On Friday I attended the Communications Policy Research Forum at the University of Technology Sydney.
Speaking at the Forum, amongst many others, were my old supervisor, Associate Professor Elaine Lally and my colleague at the University of Western Sydney’s Centre for Cultrual Research, Professor David Rowe. Lally and Rowe were presenting the results of a research project about customer complaints for the Communications Alliance, the peak body for the telco industry in Australia.
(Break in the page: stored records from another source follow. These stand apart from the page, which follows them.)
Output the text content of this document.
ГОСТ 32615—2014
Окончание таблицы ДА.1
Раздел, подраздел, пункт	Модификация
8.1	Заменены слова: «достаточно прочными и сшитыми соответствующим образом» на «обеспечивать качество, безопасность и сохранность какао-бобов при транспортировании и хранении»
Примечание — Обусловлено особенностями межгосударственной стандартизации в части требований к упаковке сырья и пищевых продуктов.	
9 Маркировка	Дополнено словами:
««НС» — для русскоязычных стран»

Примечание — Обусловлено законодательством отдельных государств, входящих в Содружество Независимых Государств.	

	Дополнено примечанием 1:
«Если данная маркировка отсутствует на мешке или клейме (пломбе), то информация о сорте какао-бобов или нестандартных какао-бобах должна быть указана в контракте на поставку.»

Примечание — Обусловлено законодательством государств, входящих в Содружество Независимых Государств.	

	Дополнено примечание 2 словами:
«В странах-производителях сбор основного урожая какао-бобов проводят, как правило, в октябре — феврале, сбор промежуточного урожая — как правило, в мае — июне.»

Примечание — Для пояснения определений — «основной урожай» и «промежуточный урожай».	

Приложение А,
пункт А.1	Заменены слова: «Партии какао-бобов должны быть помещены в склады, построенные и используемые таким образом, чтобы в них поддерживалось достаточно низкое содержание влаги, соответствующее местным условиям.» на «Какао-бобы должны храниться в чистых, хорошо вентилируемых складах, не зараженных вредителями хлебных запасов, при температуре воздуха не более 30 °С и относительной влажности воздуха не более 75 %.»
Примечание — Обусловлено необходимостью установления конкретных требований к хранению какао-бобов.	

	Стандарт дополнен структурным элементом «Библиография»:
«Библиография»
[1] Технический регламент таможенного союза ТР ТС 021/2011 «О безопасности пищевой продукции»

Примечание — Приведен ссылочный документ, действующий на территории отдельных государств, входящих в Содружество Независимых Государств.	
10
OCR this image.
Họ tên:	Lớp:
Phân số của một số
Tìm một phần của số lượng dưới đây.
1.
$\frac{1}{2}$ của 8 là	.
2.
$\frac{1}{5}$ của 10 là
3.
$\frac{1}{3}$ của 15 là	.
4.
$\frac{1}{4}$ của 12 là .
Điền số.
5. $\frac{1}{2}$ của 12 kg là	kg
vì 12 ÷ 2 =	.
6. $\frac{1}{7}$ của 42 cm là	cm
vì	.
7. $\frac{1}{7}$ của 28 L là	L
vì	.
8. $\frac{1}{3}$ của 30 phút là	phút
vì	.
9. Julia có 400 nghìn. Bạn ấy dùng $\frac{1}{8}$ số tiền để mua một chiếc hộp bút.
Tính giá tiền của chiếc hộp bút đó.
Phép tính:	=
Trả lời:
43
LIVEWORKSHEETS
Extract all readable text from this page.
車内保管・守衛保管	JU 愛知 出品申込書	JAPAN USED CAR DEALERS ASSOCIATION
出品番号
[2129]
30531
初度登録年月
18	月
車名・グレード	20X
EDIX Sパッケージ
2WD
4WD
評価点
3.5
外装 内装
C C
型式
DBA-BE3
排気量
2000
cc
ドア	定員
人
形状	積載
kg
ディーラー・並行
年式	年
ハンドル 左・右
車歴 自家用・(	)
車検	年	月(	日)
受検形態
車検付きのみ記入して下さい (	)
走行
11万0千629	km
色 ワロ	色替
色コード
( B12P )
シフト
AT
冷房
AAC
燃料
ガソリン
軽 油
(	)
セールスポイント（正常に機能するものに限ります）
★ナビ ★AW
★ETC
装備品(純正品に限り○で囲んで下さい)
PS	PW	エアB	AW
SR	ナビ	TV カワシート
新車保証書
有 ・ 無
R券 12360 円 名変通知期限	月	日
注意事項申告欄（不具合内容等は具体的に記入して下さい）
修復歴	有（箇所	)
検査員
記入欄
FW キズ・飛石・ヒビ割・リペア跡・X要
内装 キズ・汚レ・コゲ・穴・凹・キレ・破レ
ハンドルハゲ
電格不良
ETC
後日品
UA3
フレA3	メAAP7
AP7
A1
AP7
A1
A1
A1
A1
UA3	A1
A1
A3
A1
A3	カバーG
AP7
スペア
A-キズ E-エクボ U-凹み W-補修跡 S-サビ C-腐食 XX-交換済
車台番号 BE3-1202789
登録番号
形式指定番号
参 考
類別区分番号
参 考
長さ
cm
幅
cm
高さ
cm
The results were sobering. There were an astonishing 230,000 complaints to the national complaints body, the Telecommunications Industry Ombudsman, in 2008-09, a rise of 54% over 2007-08 figures, according to TIO data. Horror stories like this one published by the Sydney Morning Herald’s Paul Sheehan are common. So bad is the situation that a large proportion of complaints are actually about Telco complaints handling proceedures themselves. Complaints by mobile phone customers were up a staggering 78%.
Lally and Rowe’s talk detailed why. Training hours for call centre workers in the telecommunications industry are much l;ower than for industries like banking. In fact, an amazing 72% of telecommunications call centre workers leave the industry after less than a year. There’s also no prizes for guessing why there are so many complaints: maddeningly complex phone plans and byzantine corporate billing and service structures make it almost as hard for employees to understand customer issues as the customers themselves. The way phone and internet services are bundled and solved is structurally complex, to the point of being almost impenetrable.
More fundamentally, the practice of making customers wait in long phone queues for information about their service or to make a complaint is inherently frustrating. In many cases, customers are being asked to spend significant amounts of time and do significant amounts of unpaid “work” merely in order to resolve a complaint for a service they’ve already paid for. It’s not surprising customers and call centre workers often end up adversarial, angry – even traumatised.
The result is Australia’s unhappiest industry – as the TIO data shows. No wonder the Australian Competition and Consumer Commission is threatening to step in and introduce greater regulations for the sector. Consumers will be wondering why anyone expected anything else.